Leaders say revenue growth in Paducah’s budget proves economic progress

In Tuesday’s city of Paducah budget workshop, the city manager announced that the city’s general fund saw the most sizable growth since before the recession.

Revenue growth is important because it gives the city more money to work with to provide services people depend on every day. General fund revenue grew by nearly $800,000. Out of about $33.4 million, that may not seem like a lot, but it shows economic growth.

“Our major revenue components of our general fund are payroll tax, our property tax, our business license fee. There’s increases also in our insurance premium tax, there’s increases in all of those,” Pederson said.

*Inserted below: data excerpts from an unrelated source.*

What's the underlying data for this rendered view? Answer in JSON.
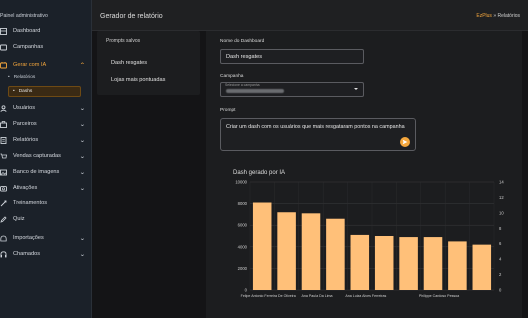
{
  "sidebar": {
    "user": "Painel administrativo",
    "items": [
      {
        "label": "Dashboard",
        "icon": "dashboard-icon",
        "chevron": false
      },
      {
        "label": "Campanhas",
        "icon": "campaign-icon",
        "chevron": false
      },
      {
        "label": "Gerar com IA",
        "icon": "ai-icon",
        "chevron": true,
        "active": true
      },
      {
        "label": "Usuários",
        "icon": "users-icon",
        "chevron": true
      },
      {
        "label": "Parceiros",
        "icon": "partners-icon",
        "chevron": true
      },
      {
        "label": "Relatórios",
        "icon": "reports-icon",
        "chevron": true
      },
      {
        "label": "Vendas capturadas",
        "icon": "sales-icon",
        "chevron": true
      },
      {
        "label": "Banco de imagens",
        "icon": "images-icon",
        "chevron": true
      },
      {
        "label": "Ativações",
        "icon": "activations-icon",
        "chevron": true
      },
      {
        "label": "Treinamentos",
        "icon": "training-icon",
        "chevron": false
      },
      {
        "label": "Quiz",
        "icon": "quiz-icon",
        "chevron": false
      },
      {
        "label": "Importações",
        "icon": "import-icon",
        "chevron": true
      },
      {
        "label": "Chamados",
        "icon": "tickets-icon",
        "chevron": true
      }
    ],
    "subitems": [
      {
        "label": "Relatórios"
      },
      {
        "label": "Dashs"
      }
    ]
  },
  "topbar": {
    "title": "Gerador de relatório",
    "crumb_root": "EzPlus",
    "crumb_sep": "»",
    "crumb_current": "Relatórios"
  },
  "saved_prompts": {
    "header": "Prompts salvos",
    "items": [
      "Dash resgates",
      "Lojas mais pontuadas"
    ]
  },
  "form": {
    "name_label": "Nome do Dashboard",
    "name_value": "Dash resgates",
    "campaign_label": "Campanha",
    "campaign_hint": "Selecione a campanha",
    "prompt_label": "Prompt",
    "prompt_value": "Criar um dash com os usuários que mais resgataram pontos na campanha"
  },
  "chart_data": {
    "type": "bar",
    "title": "Dash gerado por IA",
    "categories": [
      "Felipe Antonio Ferreira De Oliveira",
      "",
      "Ana Paula Da Lima",
      "",
      "Ana Luiza Alves Ferreiras",
      "",
      "",
      "Philippe Cardoso Pessoa",
      "",
      ""
    ],
    "values": [
      8100,
      7200,
      7100,
      6600,
      5100,
      5000,
      4900,
      4900,
      4500,
      4200
    ],
    "ylim": [
      0,
      10000
    ],
    "yticks": [
      "0",
      "2000",
      "4000",
      "6000",
      "8000",
      "10000"
    ],
    "y2ticks": [
      "0",
      "2",
      "4",
      "6",
      "8",
      "10",
      "12",
      "14"
    ],
    "bar_color": "#ffc079"
  }
}
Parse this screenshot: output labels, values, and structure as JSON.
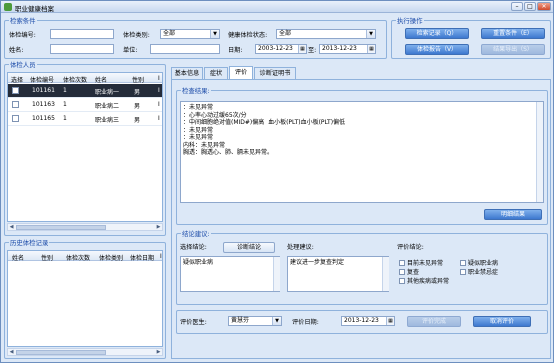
{
  "window": {
    "title": "职业健康档案",
    "min": "–",
    "max": "□",
    "close": "✕"
  },
  "search": {
    "legend": "检索条件",
    "exam_no_label": "体检编号:",
    "exam_no_value": "",
    "exam_type_label": "体检类别:",
    "exam_type_value": "全部",
    "health_status_label": "健康体检状态:",
    "health_status_value": "全部",
    "name_label": "姓名:",
    "name_value": "",
    "unit_label": "单位:",
    "unit_value": "",
    "date_label": "日期:",
    "date_from": "2003-12-23",
    "date_to_label": "至:",
    "date_to": "2013-12-23"
  },
  "actions": {
    "legend": "执行操作",
    "search_btn": "检索记录（Q）",
    "reset_btn": "重置条件（E）",
    "report_btn": "体检报告（V）",
    "export_btn": "结果导出（S）"
  },
  "people": {
    "legend": "体检人员",
    "columns": [
      "选择",
      "体检编号",
      "体检次数",
      "姓名",
      "性别",
      "I"
    ],
    "rows": [
      {
        "no": "101161",
        "count": "1",
        "name": "职业病一",
        "sex": "男",
        "extra": "I",
        "selected": true
      },
      {
        "no": "101163",
        "count": "1",
        "name": "职业病二",
        "sex": "男",
        "extra": "I",
        "selected": false
      },
      {
        "no": "101165",
        "count": "1",
        "name": "职业病三",
        "sex": "男",
        "extra": "I",
        "selected": false
      }
    ]
  },
  "history": {
    "legend": "历史体检记录",
    "columns": [
      "姓名",
      "性别",
      "体检次数",
      "体检类别",
      "体检日期",
      "I"
    ]
  },
  "tabs": [
    "基本信息",
    "症状",
    "评价",
    "诊断证明书"
  ],
  "active_tab": 2,
  "exam_result": {
    "legend": "检查结果:",
    "text": "：未见异常\n：心率心动过缓65次/分\n：中间细胞绝对值(MID#)偏高  血小板(PLT)血小板(PLT)偏低\n：未见异常\n：未见异常\n内科：未见异常\n胸透：胸透心、肺、膈未见异常。",
    "detail_btn": "明细结果"
  },
  "conclusion": {
    "legend": "结论建议:",
    "choose_label": "选择结论:",
    "diagnose_btn": "诊断结论",
    "conclusion_text": "疑似职业病",
    "advice_label": "处理建议:",
    "advice_text": "建议进一步复查判定",
    "eval_label": "评价结论:",
    "checks": [
      "目前未见异常",
      "疑似职业病",
      "复查",
      "职业禁忌症",
      "其他疾病或异常"
    ]
  },
  "footer": {
    "doctor_label": "评价医生:",
    "doctor_value": "黄慧芬",
    "date_label": "评价日期:",
    "date_value": "2013-12-23",
    "eval_save_btn": "评价完成",
    "cancel_btn": "取消评价"
  },
  "colors": {
    "accent": "#1a4aa8",
    "button": "#3d78cf",
    "selected_row": "#242c3a"
  }
}
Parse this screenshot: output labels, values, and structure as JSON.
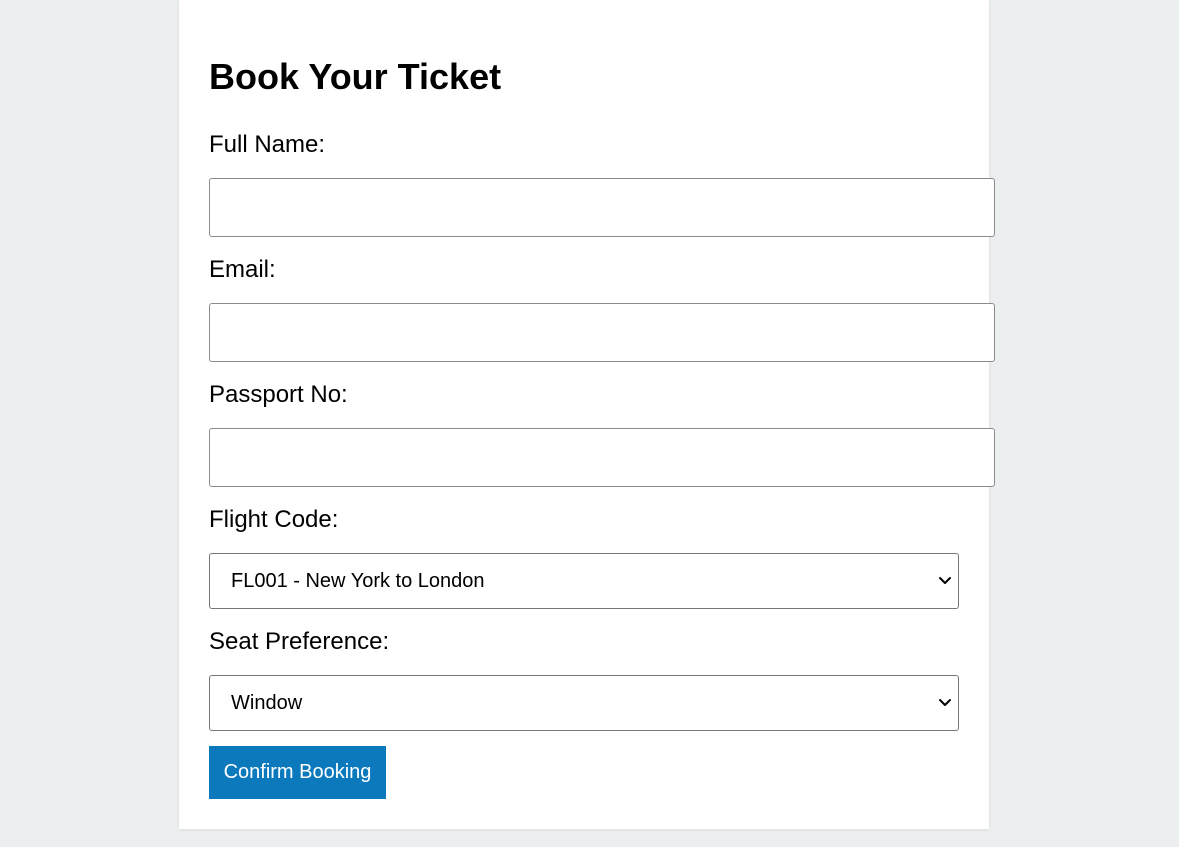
{
  "form": {
    "title": "Book Your Ticket",
    "full_name": {
      "label": "Full Name:",
      "value": ""
    },
    "email": {
      "label": "Email:",
      "value": ""
    },
    "passport": {
      "label": "Passport No:",
      "value": ""
    },
    "flight_code": {
      "label": "Flight Code:",
      "selected": "FL001 - New York to London"
    },
    "seat_preference": {
      "label": "Seat Preference:",
      "selected": "Window"
    },
    "submit_label": "Confirm Booking"
  },
  "colors": {
    "page_background": "#eceff0",
    "card_background": "#ffffff",
    "button_background": "#0c79bd",
    "button_text": "#ffffff"
  },
  "icons": {
    "flight_select": "chevron-down-icon",
    "seat_select": "chevron-down-icon"
  }
}
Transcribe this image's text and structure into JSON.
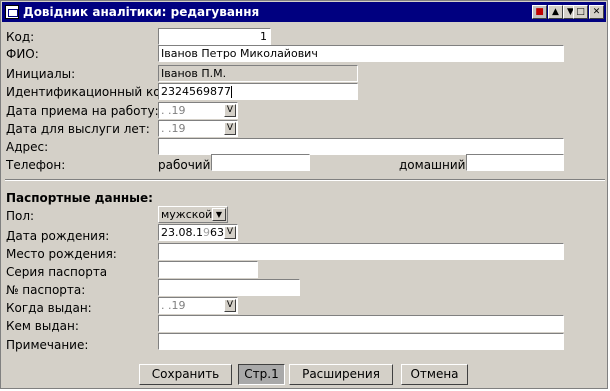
{
  "window": {
    "title": "Довідник аналітики: редагування",
    "controls": [
      "▲",
      "▼",
      "□",
      "✕"
    ]
  },
  "fields": {
    "code": {
      "label": "Код:",
      "value": "1"
    },
    "fio": {
      "label": "ФИО:",
      "value": "Іванов Петро Миколайович"
    },
    "initials": {
      "label": "Инициалы:",
      "value": "Іванов П.М."
    },
    "tax_id": {
      "label": "Идентификационный код:",
      "value": "2324569877"
    },
    "hire_date": {
      "label": "Дата приема на работу:",
      "mask": " .  .19",
      "btn": "V"
    },
    "service_date": {
      "label": "Дата для выслуги лет:",
      "mask": " .  .19",
      "btn": "V"
    },
    "address": {
      "label": "Адрес:",
      "value": ""
    },
    "phone": {
      "label": "Телефон:",
      "work_label": "рабочий:",
      "work_value": "",
      "home_label": "домашний:",
      "home_value": ""
    }
  },
  "passport": {
    "heading": "Паспортные данные:",
    "sex": {
      "label": "Пол:",
      "value": "мужской",
      "arrow": "▼"
    },
    "birth_date": {
      "label": "Дата рождения:",
      "value_main": "23.08.1",
      "value_grey": "9",
      "value_tail": "63",
      "btn": "V"
    },
    "birth_place": {
      "label": "Место рождения:",
      "value": ""
    },
    "series": {
      "label": "Серия паспорта",
      "value": ""
    },
    "number": {
      "label": "№ паспорта:",
      "value": ""
    },
    "issue_date": {
      "label": "Когда выдан:",
      "mask": " .  .19",
      "btn": "V"
    },
    "issued_by": {
      "label": "Кем выдан:",
      "value": ""
    },
    "note": {
      "label": "Примечание:",
      "value": ""
    }
  },
  "buttons": {
    "save": "Сохранить",
    "page": "Стр.1",
    "extensions": "Расширения",
    "cancel": "Отмена"
  }
}
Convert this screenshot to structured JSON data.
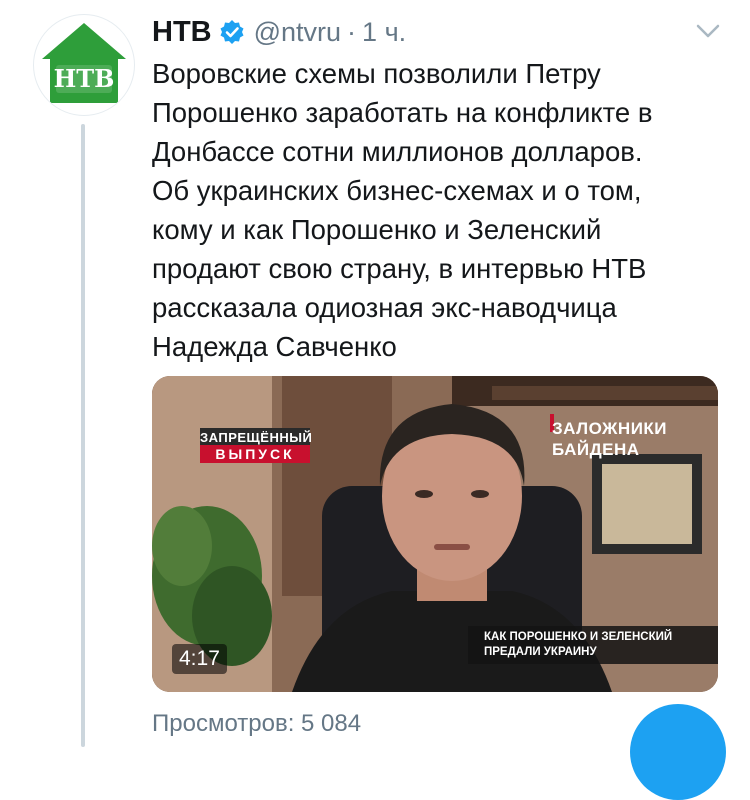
{
  "tweet": {
    "display_name": "НТВ",
    "handle": "@ntvru",
    "separator": "·",
    "time": "1 ч.",
    "text_lines": [
      "Воровские схемы позволили Петру",
      "Порошенко заработать на конфликте в",
      "Донбассе сотни миллионов долларов.",
      "Об украинских бизнес-схемах и о том,",
      "кому и как Порошенко и Зеленский",
      "продают свою страну, в интервью НТВ",
      "рассказала одиозная экс-наводчица",
      "Надежда Савченко"
    ],
    "avatar_logo": "НТВ"
  },
  "video": {
    "badge_left_line1": "ЗАПРЕЩЁННЫЙ",
    "badge_left_line2": "ВЫПУСК",
    "badge_right_line1": "ЗАЛОЖНИКИ",
    "badge_right_line2": "БАЙДЕНА",
    "caption_line1": "КАК ПОРОШЕНКО И ЗЕЛЕНСКИЙ",
    "caption_line2": "ПРЕДАЛИ УКРАИНУ",
    "duration": "4:17"
  },
  "footer": {
    "views": "Просмотров: 5 084"
  },
  "icons": {
    "verified": "verified-badge-icon",
    "menu": "chevron-down-icon",
    "compose": "compose-fab-icon"
  },
  "colors": {
    "brand_green": "#2e9e3a",
    "verified_blue": "#1da1f2",
    "secondary_text": "#657786",
    "badge_red": "#c8102e"
  }
}
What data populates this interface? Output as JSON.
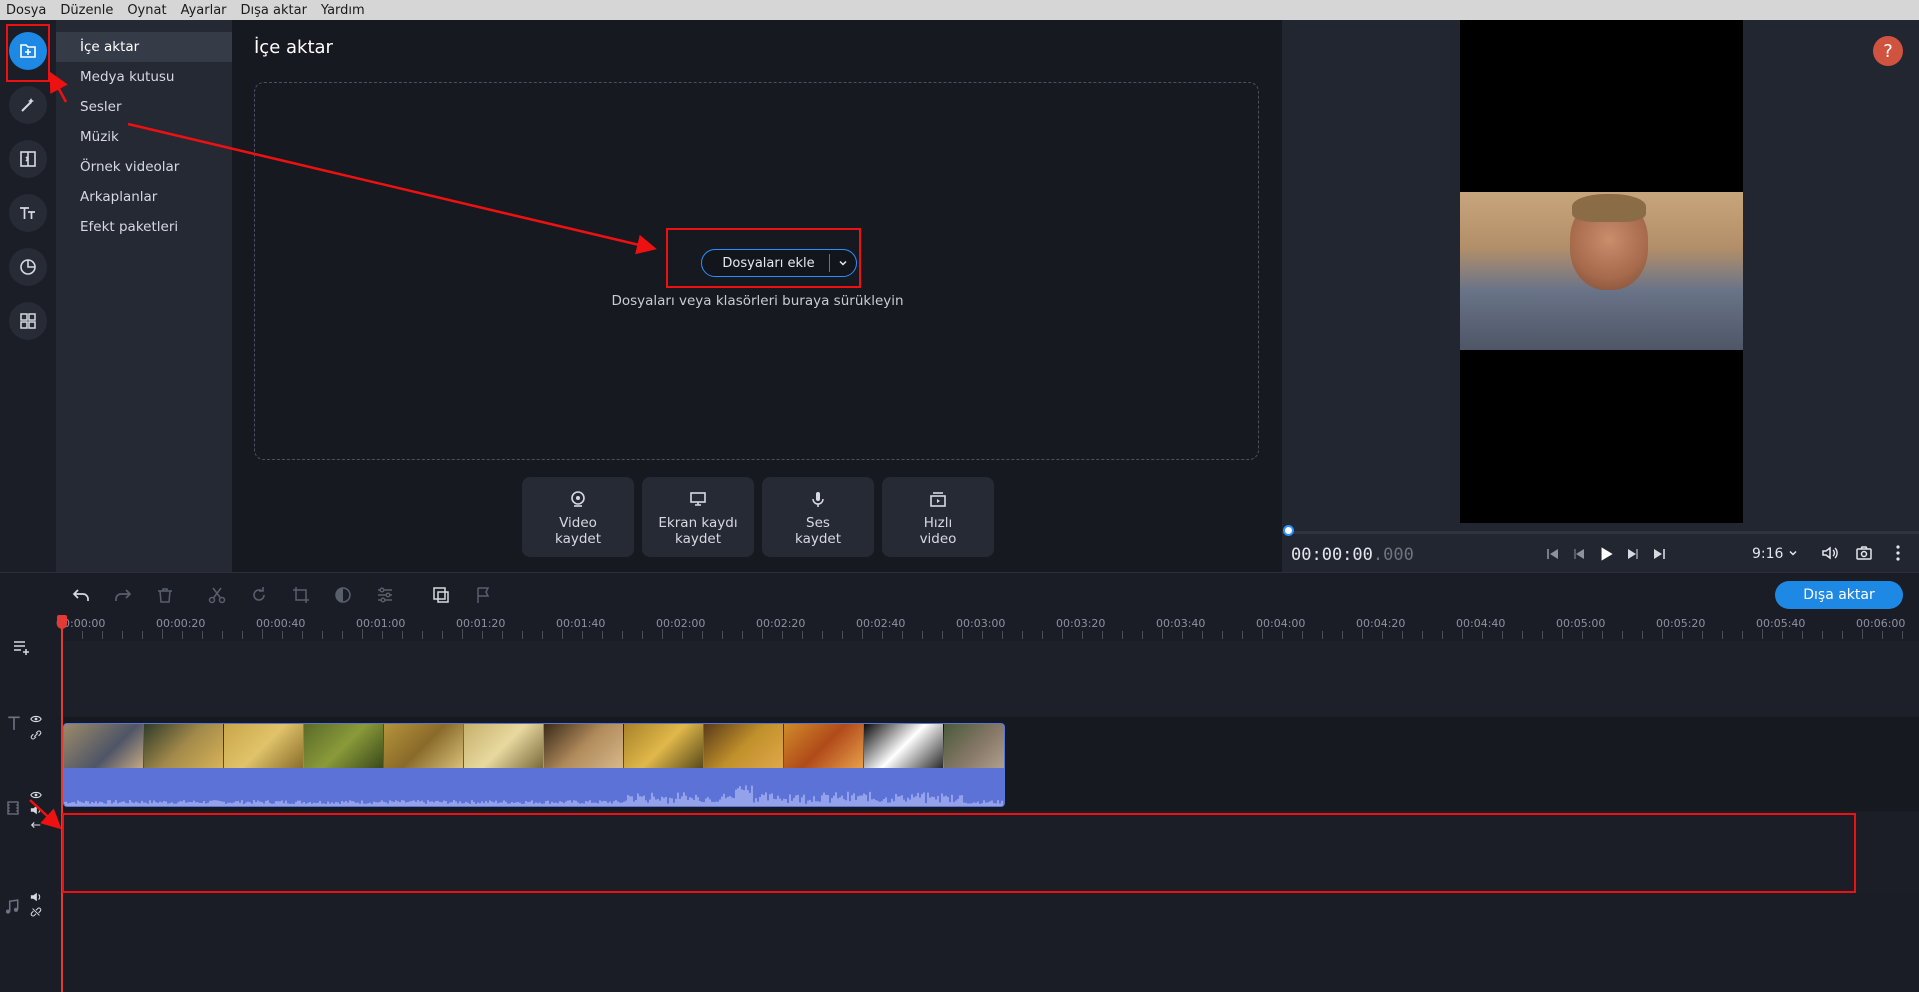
{
  "menu": {
    "items": [
      {
        "label": "Dosya"
      },
      {
        "label": "Düzenle"
      },
      {
        "label": "Oynat"
      },
      {
        "label": "Ayarlar"
      },
      {
        "label": "Dışa aktar"
      },
      {
        "label": "Yardım"
      }
    ]
  },
  "sidebar": {
    "tools": [
      {
        "icon": "import-icon",
        "active": true
      },
      {
        "icon": "magic-wand-icon",
        "active": false
      },
      {
        "icon": "transitions-icon",
        "active": false
      },
      {
        "icon": "titles-icon",
        "active": false
      },
      {
        "icon": "stickers-icon",
        "active": false
      },
      {
        "icon": "more-tools-icon",
        "active": false
      }
    ],
    "categories": [
      {
        "label": "İçe aktar",
        "active": true
      },
      {
        "label": "Medya kutusu",
        "active": false
      },
      {
        "label": "Sesler",
        "active": false
      },
      {
        "label": "Müzik",
        "active": false
      },
      {
        "label": "Örnek videolar",
        "active": false
      },
      {
        "label": "Arkaplanlar",
        "active": false
      },
      {
        "label": "Efekt paketleri",
        "active": false
      }
    ]
  },
  "import_panel": {
    "title": "İçe aktar",
    "add_files_label": "Dosyaları ekle",
    "drop_hint": "Dosyaları veya klasörleri buraya sürükleyin",
    "record_buttons": [
      {
        "icon": "webcam-icon",
        "line1": "Video",
        "line2": "kaydet"
      },
      {
        "icon": "screen-icon",
        "line1": "Ekran kaydı",
        "line2": "kaydet"
      },
      {
        "icon": "microphone-icon",
        "line1": "Ses",
        "line2": "kaydet"
      },
      {
        "icon": "quick-video-icon",
        "line1": "Hızlı",
        "line2": "video"
      }
    ]
  },
  "preview": {
    "help_label": "?",
    "timecode": "00:00:00",
    "timecode_ms": ".000",
    "aspect_ratio": "9:16",
    "playback_progress": 0
  },
  "timeline": {
    "export_label": "Dışa aktar",
    "ruler_labels": [
      "00:00:00",
      "00:00:20",
      "00:00:40",
      "00:01:00",
      "00:01:20",
      "00:01:40",
      "00:02:00",
      "00:02:20",
      "00:02:40",
      "00:03:00",
      "00:03:20",
      "00:03:40",
      "00:04:00",
      "00:04:20",
      "00:04:40",
      "00:05:00",
      "00:05:20",
      "00:05:40",
      "00:06:00"
    ]
  },
  "colors": {
    "accent": "#1e88e5",
    "annotation": "#e11111",
    "playhead": "#e53935",
    "clip": "#5a6ed1"
  }
}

City Manager Jeff Pederson says he’s proud they can use existing revenue growth to cover anticipated annual bond payments for upgrades to the floodwall, which comes out to $250,000.

“So, I think collectively that represents an uptick in the local economy. The way our budget is structured revenue wise we derive revenue from that kind of activity. So, I think all that’s come together to result in, again, a little higher level of growth from this year to next than what we’ve seen in the last number of years,” Pederson said.

Right now costs to provide much-needed repairs to the floodwall are estimated at roughly $4.5 million. The city plans to cover about a million of that with a community block grant and cover the rest through bonds.

The revenue growth in their general fund also allows the city to fund some employee-based pay increases.

The city of Paducah is working with a total of about $78 million in their proposed budget for the next fiscal year. This money stretches across different departments like parks, police, or fire.

The first reading of the budget ordinance is set for June 21, where the budget could still change before a final vote on June 28.